Corn is a particularly thirsty plant, requiring about 20 inches of soil moisture per acre to grow a decent crop, but most corn is grown with rain, not irrigation. Manufacturing plants that convert corn's starch into fuel are a far bigger draw on water sources.
Water consumption by ethanol plants largely comes from evaporation during cooling and wastewater discharge. A typical plant uses about 4.2 gallons of water to make one gallon of ethanol, according to the Institute for Agriculture and Trade Policy.
The ethanol industry pegs that at about 3 gallons of water to 1 gallon of fuel.
WASHINGTON PLAN
Washington lawmakers and the White House have been encouraging the use of ethanol as an alternative fuel to help lighten the nation's costly dependence on foreign oil.
But the moves are meeting opposition from many groups who fear that population growth and climate change are combining in ways that will leave not only the United States, but the world, with too little water. Many ethanol plants are located in agricultural areas -- close to the corn, but also close to other users who need a lot of water to operate, such as hog farmers and cattle ranchers.
We're headed in the wrong direction and this problem is not going away, said Mark Muller, program director at the Institute for Agriculture and Trade Policy. This water issue is like the financial crisis... and I'm afraid something awful is going to happen.
The group says much of the Corn Belt stretching through Iowa, Illinois, Nebraska, Minnesota and Indiana has enough water for all, but water availability could challenge the ethanol industry in areas including greater Chicago, western Iowa and Nebraska, and generally west of the Missouri River.
Water use could be a limiting factor (for ethanol) if we don't introduce and support more water-saving technologies, added the Institute's Jim Kleinschmit.
Water is a worry, agreed Heritage Foundation senior policy analyst for energy and environment Ben Lieberman. When we expand corn ethanol as we have with these federal mandates, he said, we are starting to see corn in more marginal areas that may need more irrigation. We are seeing increased water use not just for the processing plants but also the water in growing the corn.
Last month, a coalition of environmental, agricultural, business and consumer groups asked the Obama administration not to raise the amount of ethanol blended into gasoline without further study.
Ethanol supporters don't dispute the water-intensive nature of the industry. But they say much of the corn crop relies on rain from the skies, not pumped out of the ground, and even irrigation systems are improving to reduce water usage by almost half.
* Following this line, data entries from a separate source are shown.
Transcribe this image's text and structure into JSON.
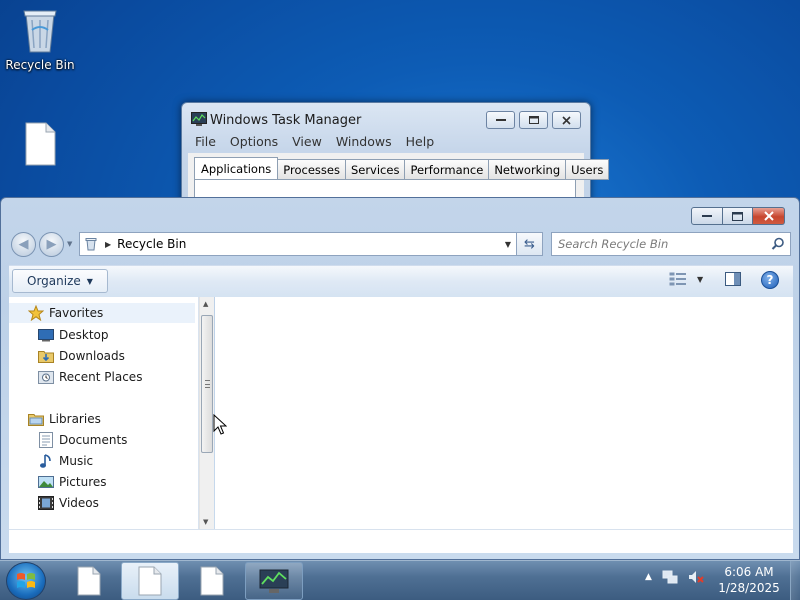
{
  "desktop": {
    "icons": [
      {
        "label": "Recycle Bin",
        "icon": "recycle-bin-icon"
      },
      {
        "label": "",
        "icon": "file-icon"
      }
    ]
  },
  "task_manager": {
    "title": "Windows Task Manager",
    "menu": [
      "File",
      "Options",
      "View",
      "Windows",
      "Help"
    ],
    "tabs": [
      "Applications",
      "Processes",
      "Services",
      "Performance",
      "Networking",
      "Users"
    ],
    "active_tab": "Applications"
  },
  "explorer": {
    "address": {
      "location": "Recycle Bin"
    },
    "search": {
      "placeholder": "Search Recycle Bin"
    },
    "toolbar": {
      "organize_label": "Organize"
    },
    "nav": {
      "favorites": {
        "label": "Favorites",
        "items": [
          {
            "label": "Desktop",
            "icon": "desktop-icon"
          },
          {
            "label": "Downloads",
            "icon": "downloads-folder-icon"
          },
          {
            "label": "Recent Places",
            "icon": "recent-places-icon"
          }
        ]
      },
      "libraries": {
        "label": "Libraries",
        "items": [
          {
            "label": "Documents",
            "icon": "documents-icon"
          },
          {
            "label": "Music",
            "icon": "music-icon"
          },
          {
            "label": "Pictures",
            "icon": "pictures-icon"
          },
          {
            "label": "Videos",
            "icon": "videos-icon"
          }
        ]
      }
    }
  },
  "taskbar": {
    "clock": {
      "time": "6:06 AM",
      "date": "1/28/2025"
    }
  },
  "colors": {
    "desktop_bg": "#0d5cb5",
    "window_frame": "#c3d5ea",
    "close_button": "#c7462f",
    "taskbar": "#4f7094"
  }
}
More water-efficient production plants are also reducing water use. In January 2009, there were 170 ethanol plants operating in the United States and 24 more new or expanding plants.
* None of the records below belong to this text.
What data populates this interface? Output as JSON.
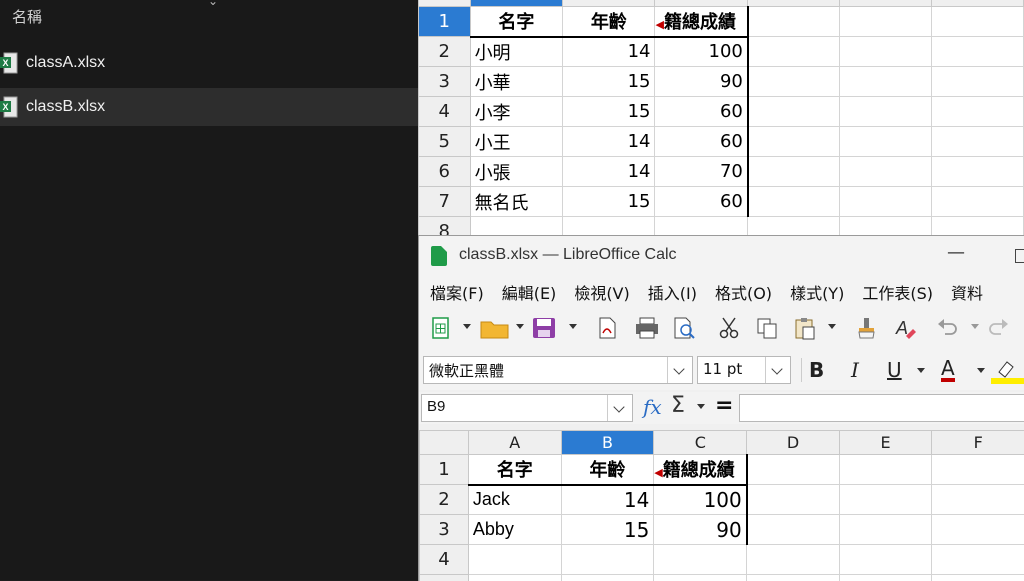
{
  "explorer": {
    "header": "名稱",
    "files": [
      {
        "name": "classA.xlsx",
        "selected": false
      },
      {
        "name": "classB.xlsx",
        "selected": true
      }
    ]
  },
  "background_sheet": {
    "rows": [
      {
        "row": "1",
        "a": "名字",
        "b": "年齡",
        "c": "籍總成績"
      },
      {
        "row": "2",
        "a": "小明",
        "b": "14",
        "c": "100"
      },
      {
        "row": "3",
        "a": "小華",
        "b": "15",
        "c": "90"
      },
      {
        "row": "4",
        "a": "小李",
        "b": "15",
        "c": "60"
      },
      {
        "row": "5",
        "a": "小王",
        "b": "14",
        "c": "60"
      },
      {
        "row": "6",
        "a": "小張",
        "b": "14",
        "c": "70"
      },
      {
        "row": "7",
        "a": "無名氏",
        "b": "15",
        "c": "60"
      },
      {
        "row": "8",
        "a": "",
        "b": "",
        "c": ""
      }
    ]
  },
  "calc_window": {
    "title": "classB.xlsx — LibreOffice Calc",
    "menu": [
      "檔案(F)",
      "編輯(E)",
      "檢視(V)",
      "插入(I)",
      "格式(O)",
      "樣式(Y)",
      "工作表(S)",
      "資料"
    ],
    "font_name": "微軟正黑體",
    "font_size": "11 pt",
    "name_box": "B9",
    "format_buttons": {
      "bold": "B",
      "italic": "I",
      "underline": "U",
      "font_color": "A"
    },
    "columns": [
      "A",
      "B",
      "C",
      "D",
      "E",
      "F"
    ],
    "selected_column": "B",
    "rows": [
      {
        "row": "1",
        "a": "名字",
        "b": "年齡",
        "c": "籍總成績"
      },
      {
        "row": "2",
        "a": "Jack",
        "b": "14",
        "c": "100"
      },
      {
        "row": "3",
        "a": "Abby",
        "b": "15",
        "c": "90"
      },
      {
        "row": "4",
        "a": "",
        "b": "",
        "c": ""
      }
    ]
  },
  "colors": {
    "selection_blue": "#2b7bd2",
    "excel_green": "#1f7b45",
    "calc_green": "#1f9b48",
    "font_color_red": "#c00000",
    "highlight_yellow": "#ffee00"
  }
}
In 2008, the United States led the world in ethanol production, generating 9 billion gallons, or 52 percent of the world production. That is up from 6.5 billion gallons of U.S. ethanol in 2007, according to the Renewable Fuels Association. The U.S. aims for 15 billion gallons by 2015.
THIRSTY WORLD
Freshwater consumption worldwide is expected to rise 25 percent by 2030 due largely to world population growth from 6.6 billion currently to about 8 billion by 2030 and more than 9 billion by 2050, according to Ceres.
Some believe crop biotechnology could offer at least a partial solution, and several companies are racing to develop corn that is drought-tolerant, including Monsanto Co, which hopes to launch a product in 2012.
DuPont Co.'s Pioneer Hi-Bred unit plans to roll out a low-water conventionally produced corn as early as 2010.
Back in Kansas, farmer Rexford would welcome a more drought-hardy corn seed. Water to irrigate his crop is getting harder and more expensive to come by.
Still, farmers need the premiums selling their corn for ethanol can bring, he said, just as much as the nation needs to break free from dependence on foreign oil.
If farmers go out of business you'll have a lot worse crisis than an oil crisis, he said.